BBC news 2011-08-13

BBC News with David Austin

At the end of a volatile week on global stock exchanges, shares in Europe and the United States have ended the day higher. European bank shares halted their slide after regulators in France, Italy, Belgium and Spain temporarily banned some short selling, a practice that allows traders to profit by gambling that a stock price will fall. But as Theo Leggett reports, it's unlikely to be the end of the matter.

After several days of turmoil, share markets in Europe have closed on a high note, having recovered much of the ground lost earlier in the week. But while that may have calmed the nerves of traders, the turbulence on the markets has merely been a reflection of wider concerns about the economic situation in Europe and the United States. Those concerns remain with renewed fears that European banks could lose the confidence of investors and struggle to fund themselves now taking centre stage. If that were to happen, Europe could face a new banking crisis. Against that backdrop, analysts say the markets are likely to remain unsettled for some time.

The Italian cabinet has approved an austerity plan to improve public finances and reduce the nation's budget deficit. Twenty billion euros will be cut from government spending next year, and another 25 billion in 2013. The plan set out a wide range of measures including what is termed a "solidarity tax" on high earners. Regional and local authorities will also receive less funding from Rome.

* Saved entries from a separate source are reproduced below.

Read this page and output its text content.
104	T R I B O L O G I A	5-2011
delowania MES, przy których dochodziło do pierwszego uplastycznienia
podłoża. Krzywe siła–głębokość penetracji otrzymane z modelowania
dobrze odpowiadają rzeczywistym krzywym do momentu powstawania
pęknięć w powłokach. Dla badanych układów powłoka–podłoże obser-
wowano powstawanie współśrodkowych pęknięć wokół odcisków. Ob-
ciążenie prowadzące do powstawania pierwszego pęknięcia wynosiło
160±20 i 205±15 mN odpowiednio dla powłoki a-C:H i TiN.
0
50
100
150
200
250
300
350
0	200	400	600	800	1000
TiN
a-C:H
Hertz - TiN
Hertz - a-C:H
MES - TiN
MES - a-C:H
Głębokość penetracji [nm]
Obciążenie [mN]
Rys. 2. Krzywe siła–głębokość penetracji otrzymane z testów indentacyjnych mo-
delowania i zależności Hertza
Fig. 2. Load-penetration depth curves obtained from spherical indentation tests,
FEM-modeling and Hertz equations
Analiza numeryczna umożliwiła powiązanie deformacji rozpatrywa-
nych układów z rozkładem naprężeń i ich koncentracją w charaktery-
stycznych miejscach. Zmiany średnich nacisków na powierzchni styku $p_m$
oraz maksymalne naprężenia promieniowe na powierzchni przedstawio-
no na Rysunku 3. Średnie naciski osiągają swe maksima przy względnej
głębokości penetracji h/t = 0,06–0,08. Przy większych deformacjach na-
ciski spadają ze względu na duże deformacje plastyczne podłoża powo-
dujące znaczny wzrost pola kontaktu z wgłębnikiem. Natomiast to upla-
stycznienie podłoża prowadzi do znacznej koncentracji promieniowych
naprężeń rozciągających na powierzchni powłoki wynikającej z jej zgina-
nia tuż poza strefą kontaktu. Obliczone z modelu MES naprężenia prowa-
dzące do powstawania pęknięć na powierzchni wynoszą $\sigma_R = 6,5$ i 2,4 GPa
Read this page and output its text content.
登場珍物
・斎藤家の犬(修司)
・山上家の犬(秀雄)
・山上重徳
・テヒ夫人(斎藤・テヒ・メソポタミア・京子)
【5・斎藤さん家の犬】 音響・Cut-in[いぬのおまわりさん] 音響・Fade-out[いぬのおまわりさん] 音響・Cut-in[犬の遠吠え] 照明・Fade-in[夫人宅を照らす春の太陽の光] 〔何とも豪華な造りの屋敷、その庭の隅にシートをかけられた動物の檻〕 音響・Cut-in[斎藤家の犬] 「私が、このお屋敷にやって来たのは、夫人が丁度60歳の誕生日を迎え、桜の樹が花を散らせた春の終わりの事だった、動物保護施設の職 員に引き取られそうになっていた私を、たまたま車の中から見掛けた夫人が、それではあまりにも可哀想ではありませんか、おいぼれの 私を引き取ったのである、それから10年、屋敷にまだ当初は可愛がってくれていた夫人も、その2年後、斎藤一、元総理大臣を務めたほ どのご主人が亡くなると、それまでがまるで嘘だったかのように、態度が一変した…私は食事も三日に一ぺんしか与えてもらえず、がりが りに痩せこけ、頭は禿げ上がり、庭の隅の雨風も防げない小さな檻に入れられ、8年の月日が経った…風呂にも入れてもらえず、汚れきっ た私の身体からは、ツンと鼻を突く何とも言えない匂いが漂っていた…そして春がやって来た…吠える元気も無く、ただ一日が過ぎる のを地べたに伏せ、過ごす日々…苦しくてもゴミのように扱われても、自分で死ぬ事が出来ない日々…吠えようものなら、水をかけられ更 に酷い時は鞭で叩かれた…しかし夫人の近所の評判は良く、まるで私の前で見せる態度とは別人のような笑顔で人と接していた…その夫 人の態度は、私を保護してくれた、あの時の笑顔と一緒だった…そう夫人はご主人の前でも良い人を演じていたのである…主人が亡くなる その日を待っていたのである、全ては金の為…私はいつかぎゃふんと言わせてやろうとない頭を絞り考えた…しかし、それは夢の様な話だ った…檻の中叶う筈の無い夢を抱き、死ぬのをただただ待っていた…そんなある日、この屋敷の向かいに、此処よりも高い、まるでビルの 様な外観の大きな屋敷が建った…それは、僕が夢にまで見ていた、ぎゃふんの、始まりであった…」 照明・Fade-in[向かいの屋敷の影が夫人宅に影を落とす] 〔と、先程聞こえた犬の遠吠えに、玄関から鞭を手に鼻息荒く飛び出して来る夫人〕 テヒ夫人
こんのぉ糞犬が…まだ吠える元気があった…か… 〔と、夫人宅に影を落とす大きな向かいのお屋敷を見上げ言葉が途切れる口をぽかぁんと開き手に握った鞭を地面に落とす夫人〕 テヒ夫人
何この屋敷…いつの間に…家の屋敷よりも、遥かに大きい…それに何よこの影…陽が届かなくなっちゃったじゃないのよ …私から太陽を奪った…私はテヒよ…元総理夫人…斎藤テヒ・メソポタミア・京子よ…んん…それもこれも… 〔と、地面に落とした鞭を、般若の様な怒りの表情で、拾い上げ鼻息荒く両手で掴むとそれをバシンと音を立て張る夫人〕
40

Police in Britain say that more than 1,600 people have been arrested in connection with the riots and looting in England over the past week. They say about 800 suspects have already appeared before court and that almost a fifth of those charged have been under the age of 18. Earlier, the British Home Secretary Theresa May toured a warehouse in north London destroyed by rioting, where she announced there will be more police officers on the streets for some time to come in affected areas.

"We will be sustaining the numbers for a period of time. We've had some quieter nights. We are not complacent about that. We will sustain the numbers. The police will maintain their tough arrest policy, their presence on the streets."

Theresa May

A court in Pakistan has sentenced a paramilitary soldier to death for fatally shooting an unarmed man in the southern city of Karachi two months ago. Five other paramilitaries were sentenced to life imprisonment. The incident sparked a public outcry when video footage surfaced showing the paramilitaries shooting the young man at point-blank range in a public park. Shoaib Hasan reports from Karachi.

The special terrorism court judge read out his verdict to a packed audience. He said that evidence conclusively proved the case against the accused. All of them had denied the charges. Their lawyers had argued the men were just carrying out their duties. Salik Shah, brother of the victim Sarfaraz Shah, was present at the time of the verdict. Expressing his satisfaction with it, he said he and his family now felt relieved. He also said he hoped the higher courts would uphold the sentence.

Shoaib Hasan reporting

World News from the BBC

The US Secretary of State Hillary Clinton has urged other countries to "get on the right side of history", as she put it, by cutting ties with the government in Syria. Mrs Clinton said President Bashar al-Assad could be isolated by a concerted international effort involving an end to arms sales to Syria and sanctions on the purchase of Syrian oil and gas. In Syria itself, there's been further bloodshed. Reports say at least 10 people have been killed by the security forces in a number of locations. Jim Muir is monitoring developments from Beirut.

Another Friday in nearly five months into the uprising, and again people came out onto the streets after midday prayers to chant slogans calling for President Assad and his regime to go. Activists said that security forces opened fire in a number of places. The highest casualties reported were in Duma, a suburb of Damascus, where a woman and a 16-year-old were named among those who died. Despite all the killings and arrests, the protesters are still braving the dangers to keep the uprising alive even in the areas where defiance has been repeatedly and ruthlessly suppressed.

Hundreds of thousands of people have been out on the streets of towns and cities across Yemen as part of the continuing campaign for President Ali Abdullah Saleh to step down. Supporters of the president also turned out in force.

A serial killer in the United States who hid the remains of 11 women in his home and garden has been condemned to death. Watched by dozens of relatives of victims, the judge in Ohio dismissed defence arguments that Anthony Sowell had a troubled childhood and mental health issues that mitigated his actions.

A Brazilian judge known for her work against organised crime has been shot dead in Rio de Janeiro state. Judge Patricia Acioli was gunned down outside her home in the city of Niteroi by masked men travelling on two motorbikes. She was best known for convicting members of vigilante gangs with links to corrupt police officers. Brazil's Supreme Court has condemned her killing.